The usage of video conferencing and collaboration tools has exploded as the coronavirus crisis forces millions to work and learn from home. Microsoft pushes Teams as the solution for consumers and businesses as part of its Microsoft 365 subscription suite.

Microsoft

The company leans on its machine learning expertise to ensure artificial intelligence features are one of its significant differentiators. Real-time background noise suppression will be a boon for households and businesses full of distracting noises when it finally arrives. Moreover, the feature of Microsoft is instructive to other companies tapping into machine learning.

Microsoft

Of course, for years, noise suppression has existed on Skype, Microsoft Teams, and Skype for Business apps. Other video conferencing and communication tools apps have some form of noise suppression as well. Nevertheless, that noise suppression covers predictable noises, such as an air conditioner or computer FAT running in the background. The traditional method of noise suppression is for estimating the baseline of sound, looking for speech pauses, if the continuous background noise doesn’t change over time, and then filtering it out.

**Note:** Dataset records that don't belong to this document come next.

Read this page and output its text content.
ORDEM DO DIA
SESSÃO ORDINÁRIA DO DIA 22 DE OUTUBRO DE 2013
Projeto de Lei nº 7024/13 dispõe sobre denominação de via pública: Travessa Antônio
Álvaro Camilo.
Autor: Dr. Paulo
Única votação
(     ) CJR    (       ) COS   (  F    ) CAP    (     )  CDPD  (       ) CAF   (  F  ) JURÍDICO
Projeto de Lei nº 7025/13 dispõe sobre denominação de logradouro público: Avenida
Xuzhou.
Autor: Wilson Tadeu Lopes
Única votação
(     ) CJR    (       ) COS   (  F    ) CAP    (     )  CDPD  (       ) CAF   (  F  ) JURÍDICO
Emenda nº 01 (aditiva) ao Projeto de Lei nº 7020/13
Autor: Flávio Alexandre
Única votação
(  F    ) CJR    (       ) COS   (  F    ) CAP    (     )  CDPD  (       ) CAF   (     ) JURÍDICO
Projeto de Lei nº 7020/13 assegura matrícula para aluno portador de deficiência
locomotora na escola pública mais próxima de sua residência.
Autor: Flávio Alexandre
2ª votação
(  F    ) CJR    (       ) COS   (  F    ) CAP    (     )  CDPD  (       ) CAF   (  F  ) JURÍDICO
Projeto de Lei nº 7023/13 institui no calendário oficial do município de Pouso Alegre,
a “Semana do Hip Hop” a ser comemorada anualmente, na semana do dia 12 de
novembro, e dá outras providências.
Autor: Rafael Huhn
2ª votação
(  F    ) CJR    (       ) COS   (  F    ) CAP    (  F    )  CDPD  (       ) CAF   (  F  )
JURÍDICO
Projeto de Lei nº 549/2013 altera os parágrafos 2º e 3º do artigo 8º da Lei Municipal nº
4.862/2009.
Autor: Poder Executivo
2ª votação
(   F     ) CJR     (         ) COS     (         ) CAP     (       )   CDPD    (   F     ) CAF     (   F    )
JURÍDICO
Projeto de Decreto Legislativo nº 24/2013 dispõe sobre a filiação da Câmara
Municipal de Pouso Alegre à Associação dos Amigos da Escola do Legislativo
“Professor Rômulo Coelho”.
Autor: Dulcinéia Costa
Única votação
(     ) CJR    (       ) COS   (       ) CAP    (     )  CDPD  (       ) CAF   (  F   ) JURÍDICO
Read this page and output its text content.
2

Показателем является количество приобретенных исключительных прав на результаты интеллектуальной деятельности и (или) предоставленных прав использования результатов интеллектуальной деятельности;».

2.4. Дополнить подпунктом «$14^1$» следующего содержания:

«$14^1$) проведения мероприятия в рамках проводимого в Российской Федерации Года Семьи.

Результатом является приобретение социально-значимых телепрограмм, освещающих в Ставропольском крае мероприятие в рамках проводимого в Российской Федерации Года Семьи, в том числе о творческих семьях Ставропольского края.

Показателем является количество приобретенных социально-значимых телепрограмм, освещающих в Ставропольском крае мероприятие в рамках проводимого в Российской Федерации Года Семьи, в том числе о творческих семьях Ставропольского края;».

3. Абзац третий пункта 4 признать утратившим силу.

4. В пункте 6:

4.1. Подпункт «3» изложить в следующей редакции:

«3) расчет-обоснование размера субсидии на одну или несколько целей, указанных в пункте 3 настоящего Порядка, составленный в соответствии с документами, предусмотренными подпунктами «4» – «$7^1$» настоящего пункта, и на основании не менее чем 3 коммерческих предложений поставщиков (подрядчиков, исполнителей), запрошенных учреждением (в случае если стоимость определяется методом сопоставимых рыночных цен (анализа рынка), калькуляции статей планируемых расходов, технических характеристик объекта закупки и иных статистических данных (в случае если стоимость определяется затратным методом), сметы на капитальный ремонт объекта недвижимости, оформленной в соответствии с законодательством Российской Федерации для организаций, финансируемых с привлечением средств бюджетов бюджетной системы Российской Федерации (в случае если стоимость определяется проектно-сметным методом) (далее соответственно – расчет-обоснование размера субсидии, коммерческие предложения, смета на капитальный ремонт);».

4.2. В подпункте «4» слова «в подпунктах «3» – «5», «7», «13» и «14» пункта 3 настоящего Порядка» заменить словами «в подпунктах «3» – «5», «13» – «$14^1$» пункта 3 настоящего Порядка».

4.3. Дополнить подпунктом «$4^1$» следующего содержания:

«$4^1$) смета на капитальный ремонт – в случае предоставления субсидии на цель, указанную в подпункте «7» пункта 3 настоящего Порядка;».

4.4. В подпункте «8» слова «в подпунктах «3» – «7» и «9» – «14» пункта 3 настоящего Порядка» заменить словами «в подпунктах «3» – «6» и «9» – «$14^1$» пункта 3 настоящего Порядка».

Microsoft Teams will suppress noises of non-stationary like somebody shutting a door or dog barking going forward. Aichner explained that those noises are not stationary. You are not able to predict them in speech pauses. Machine learning is now allowing you to create this big trainer set, with a lot of representatives of noises.

We can say that earlier this year, Microsoft open-sourced its training set. It was on GitHub for advancing the community of research in that field. Microsoft actively works to extend the data sets, while the first version is publicly available. A company spokesperson confirmed that the real-time suppression feature also omits singing, laughter, and musical instrumentals.

Let’s see how successful innovation will be.